Sean N. Martin
Michael W. Johnson
Hematuria and proteinuria are the most common urinary findings in athletes. It is estimated that between 17% and 22% of marathon runners experience postrace gross or microscopic hematuria (5,14). Similarly, 55% of rowers and football players, 73% of boxers, and 80% of swimmers, lacrosse players, and track athletes experience postexertional hematuria (1,3). Further, 30%-69% of runners develop proteinuria following the completion of a marathon regardless of gender (5,15).
Acute renal failure in athletes is a rare event and is usually associated with volume depletion, rhabdomyolysis, or the nephrotoxic effects of nonsteroidal anti-inflammatory drugs (NSAIDs).
Although the incidence has not been directly studied, studies have demonstrated that sports are responsible for up to 30% of renal trauma in the pediatric population (2). Contusion is the most frequent kidney and bladder injury, whereas laceration and rupture may be life threatening. Athletes in gymnastics, horseback riding, football, ice hockey, rugby, boxing, and soccer have the highest incidence of renal trauma, whereas bicycle riding is the most common sports-related cause of renal injury (8). Overall, individual sports, rather than team sports, account for the majority renal injuries (13).
The male genitalia are often subjected to trauma ranging from testicular contusions to penile frostbite. Bikers are at risk for overuse pudendal nerve injury and straddle injuries.
The prevalence of sexually transmitted diseases (STDs) in athletes is similar to that of the general population, although a study of college athletes showed they tend to be at higher risk for certain lifestyle behaviors. These maladaptive behaviors include less safe sex, greater number of sexual partners, and less contraceptive use when compared with their nonathlete peers (14).

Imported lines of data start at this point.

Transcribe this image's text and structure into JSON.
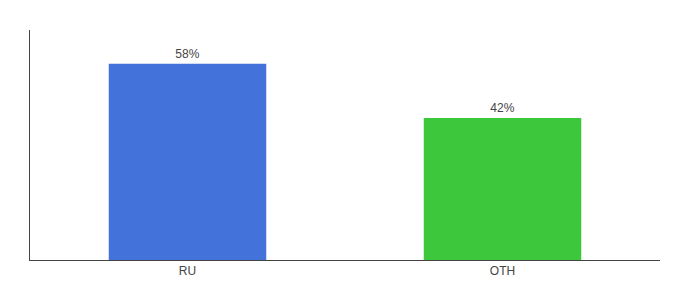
{
  "chart_data": {
    "type": "bar",
    "categories": [
      "RU",
      "OTH"
    ],
    "values": [
      58,
      42
    ],
    "value_labels": [
      "58%",
      "42%"
    ],
    "colors": [
      "#4472db",
      "#3dc73d"
    ],
    "ylim": [
      0,
      68
    ],
    "data_labels": true,
    "tick_labels": "x",
    "grid": false
  }
}
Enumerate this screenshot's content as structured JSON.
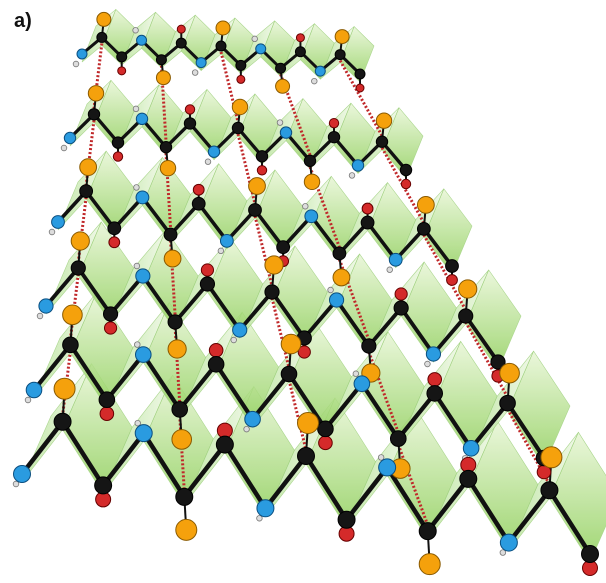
{
  "label": "a)"
}
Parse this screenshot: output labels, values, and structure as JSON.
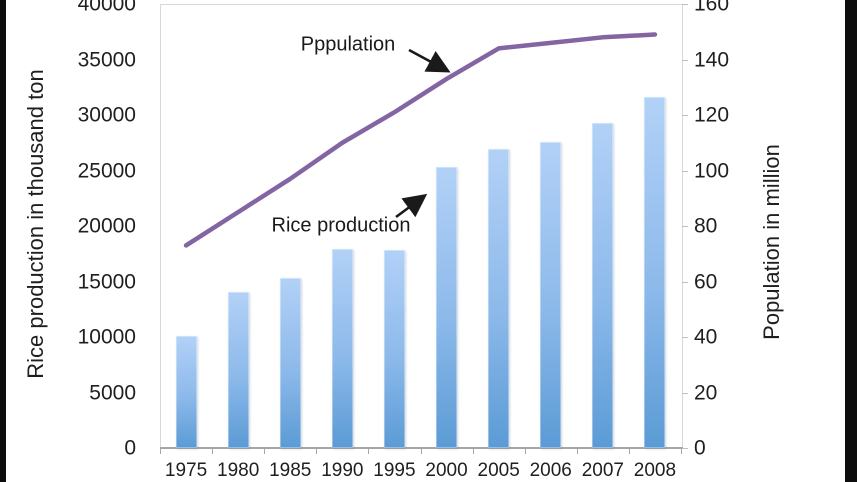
{
  "chart_data": {
    "type": "combo",
    "categories": [
      "1975",
      "1980",
      "1985",
      "1990",
      "1995",
      "2000",
      "2005",
      "2006",
      "2007",
      "2008"
    ],
    "series": [
      {
        "name": "Rice production",
        "type": "bar",
        "axis": "left",
        "unit": "thousand ton",
        "values": [
          10100,
          14100,
          15300,
          17900,
          17850,
          25300,
          26900,
          27600,
          29300,
          31600
        ]
      },
      {
        "name": "Pppulation",
        "type": "line",
        "axis": "right",
        "unit": "million",
        "values": [
          73,
          85,
          97,
          110,
          121,
          133,
          144,
          146,
          148,
          149
        ]
      }
    ],
    "left_axis": {
      "title": "Rice production in thousand ton",
      "min": 0,
      "max": 40000,
      "tick_step": 5000,
      "tick_labels": [
        "0",
        "5000",
        "10000",
        "15000",
        "20000",
        "25000",
        "30000",
        "35000",
        "40000"
      ]
    },
    "right_axis": {
      "title": "Population in million",
      "min": 0,
      "max": 160,
      "tick_step": 20,
      "tick_labels": [
        "0",
        "20",
        "40",
        "60",
        "80",
        "100",
        "120",
        "140",
        "160"
      ]
    },
    "annotations": {
      "population": {
        "text": "Pppulation"
      },
      "rice": {
        "text": "Rice production"
      }
    },
    "legend_position": "none",
    "grid": "off",
    "colors": {
      "bar_top": "#b2d1f7",
      "bar_bottom": "#5b9bd5",
      "line": "#8265a2",
      "arrow": "#1a1a1a",
      "plot_border": "#d9d9d9",
      "axis_line": "#a6a6a6",
      "text": "#1f1f1f"
    }
  }
}
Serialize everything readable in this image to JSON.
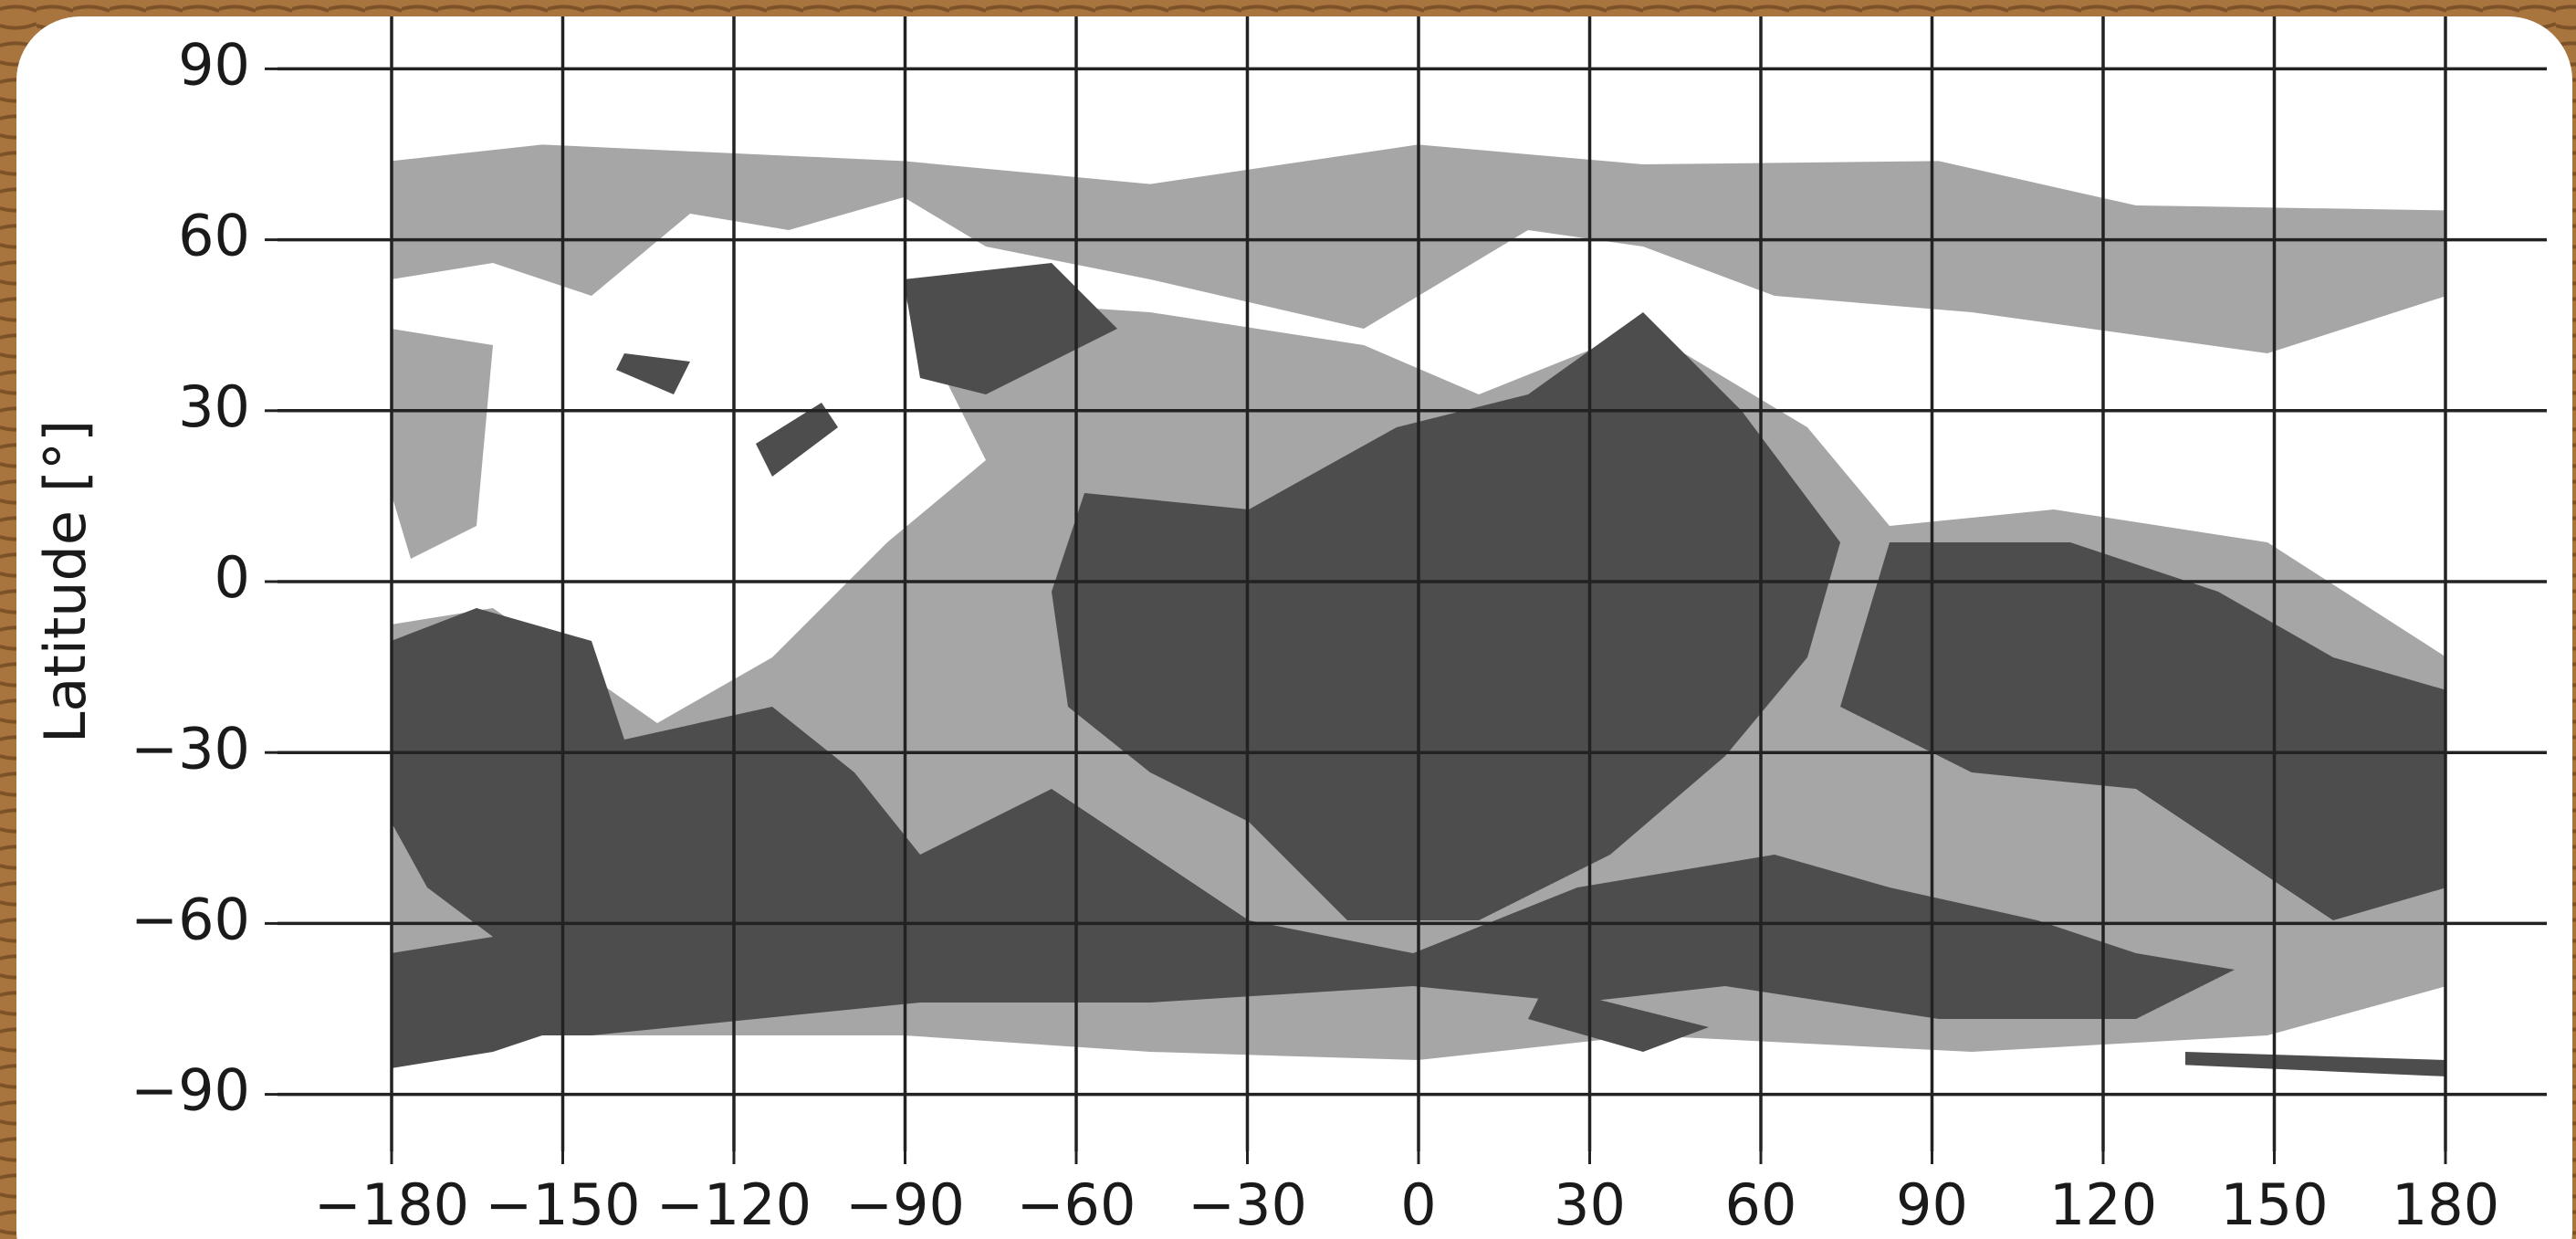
{
  "chart_data": {
    "type": "coverage-map",
    "ylabel": "Latitude [°]",
    "xlim": [
      -200,
      200
    ],
    "ylim": [
      -100,
      100
    ],
    "xticks": [
      {
        "value": -180,
        "label": "−180"
      },
      {
        "value": -150,
        "label": "−150"
      },
      {
        "value": -120,
        "label": "−120"
      },
      {
        "value": -90,
        "label": "−90"
      },
      {
        "value": -60,
        "label": "−60"
      },
      {
        "value": -30,
        "label": "−30"
      },
      0,
      30,
      60,
      90,
      120,
      150,
      180
    ],
    "yticks": [
      {
        "value": -90,
        "label": "−90"
      },
      {
        "value": -60,
        "label": "−60"
      },
      {
        "value": -30,
        "label": "−30"
      },
      0,
      30,
      60,
      90
    ],
    "grid": true,
    "grid_color": "#222222"
  }
}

The genitourinary system is comprised of the kidneys, ureters, bladder, urethra, and genital organs and is located in the lower abdomen and pelvis.
The kidneys can be found high in the retroperitoneum bilaterally and are well protected. A malpositioned kidney is prone to injury, while the presence of a solitary kidney places the athlete at especially higher risk. The urinary bladder is located in the anterior pelvis and is rarely acutely injured.
The kidneys receive more blood flow per unit weight than any other organ in the body. Renal blood travels to the glomerulus via the afferent arteriole and exits through the efferent arteriole. With afferent arteriole constriction, a pressure drop occurs within the glomerulus and filtration fraction decreases. With efferent arteriole vasoconstriction, pressure increases within the glomerulus thereby increasing the filtration fraction.
Exercise causes acute changes in a variety of organ systems, as exercising muscle requires a significantly larger proportion of cardiac output. Blood flow is shunted away from the kidney to meet the demands of working muscle. Studies have noted a drop in renal blood flow from 1,000 mL/min to as little as 200 mL/min with exercise, a decrease that is proportional to the intensity of exercise (6,11). Interestingly, there are conflicting data correlating intensity and duration of exercise as independent variables causing hematuria (9,17).
In an attempt to maintain glomerular filtration rate, the efferent arteriole constricts to a greater degree than the afferent arteriole, creating a “pressure head” at the glomerulus. Additionally, the nephron becomes partially hypoxic, causing increased glomerular permeability. These two mechanisms account for the increased urinary erythrocyte concentration.
The increase in filtration fraction is attenuated by improving the runner’s hydration status. Poorly hydrated individuals have a significantly larger decrease in renal blood flow compared with normally hydrated individuals.
With moderate exercise (50% [V with dot above]O2max), renal plasma flow decreases by 30%, whereas with heavy exercise (65% [V with dot above]O2max), renal plasma flow decreases by 75%. These changes are temporary, and renal blood flow typically returns to preexercise levels within 60 minutes of exercise cessation (7).